Erschienen in:
01.01.2008 | Original Article
Effect of raloxifene after recombinant teriparatide [hPTH(1–34)] treatment in postmenopausal women with osteoporosis
verfasst von:
S. Adami, J. San Martin, M. Muñoz-Torres, M. J. Econs, L. Xie, G. P. Dalsky, M. McClung, D. Felsenberg, J. P. Brown, M. L. Brandi, A. Sipos
Erschienen in:
Osteoporosis International
|
Ausgabe 1/2008
Einloggen, um Zugang zu erhalten
Abstract
Summary
Loss of bone mineral density occurs after discontinuation of teriparatide, if no subsequent treatment is given. Sequential raloxifene prevented rapid bone loss at lumbar spine and further increased bone mineral density (BMD) at femoral neck, whether raloxifene was started immediately or after a one-year delay following teriparatide treatment.
Introduction
We compared the sequential effects of raloxifene treatment with a placebo on teriparatide-induced increases in bone mineral density (BMD).
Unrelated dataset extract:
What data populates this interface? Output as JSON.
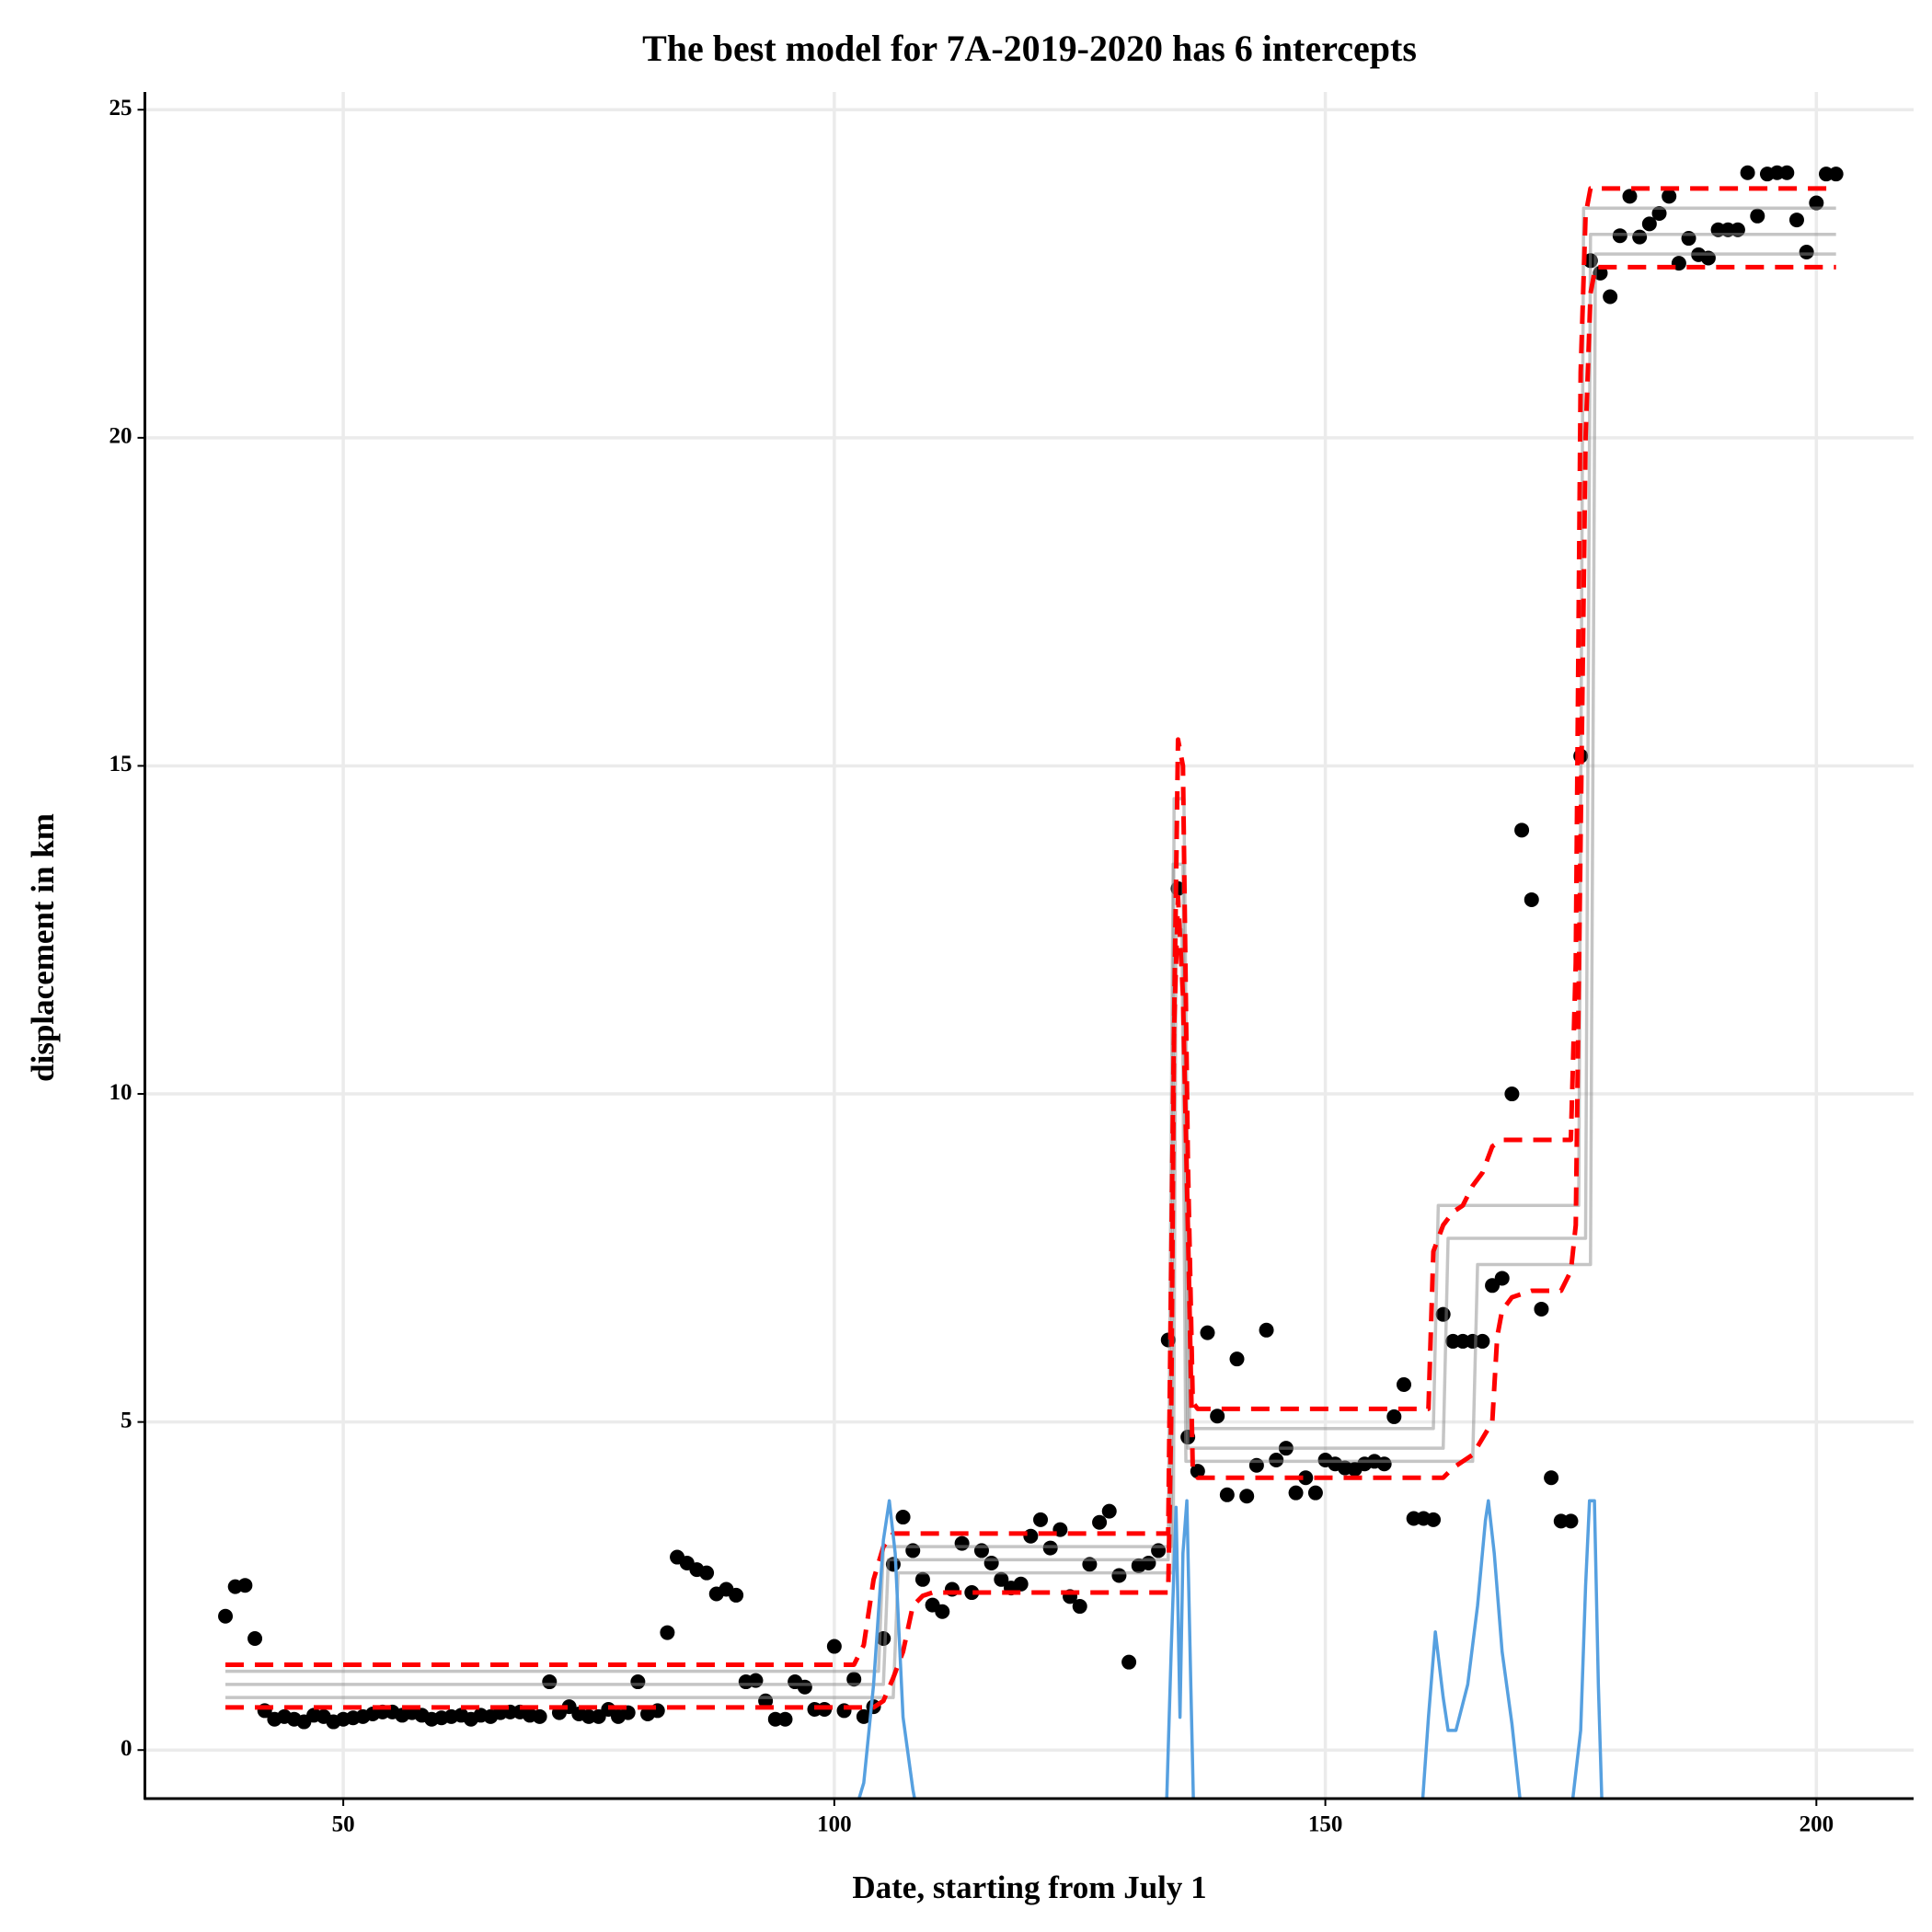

A year of open-label raloxifene extended the study to assess the response with and without delay after discontinuation of teriparatide.
Methods
Following a year of open-label teriparatide 20 μg/day treatment, postmenopausal women with osteoporosis were randomly assigned to raloxifene 60 mg/day (n = 157) or a placebo (n = 172) for year 2, followed by a year of open-label raloxifene. BMD was measured by dual energy x-ray absorptiometry.
Results
The raloxifene and placebo groups showed a decrease in lumbar spine (LS) BMD in year 2 for raloxifene and placebo groups (−1.0 ± 0.3%, P = 0.004; and −4.0 ± 0.3%, P < 0.001, respectively); the decrease was less with raloxifene (P < 0.001). Open-label raloxifene treatment reversed the LS BMD decrease with a placebo, resulting in similar decreases 2 years after randomization (−2.6 ± 0.4% (raloxifene-raloxifene) and −2.7 ± 0.4% (placebo-placebo). At study end, LS and femoral neck (FN) BMD were higher than pre-teriparatide levels, with no significant differences between the raloxifene-raloxifene and placebo-raloxifene groups, respectively (LS: 6.1 ± 0.5% vs. 5.1 ± 0.5%; FN: 3.4 ± 0.6% vs. 3.0 ± 0.5%).
Conclusion
Sequential raloxifene prevented rapid bone loss at the LS and increased FN BMD whether raloxifene was started immediately or after a one-year delay following teriparatide treatment.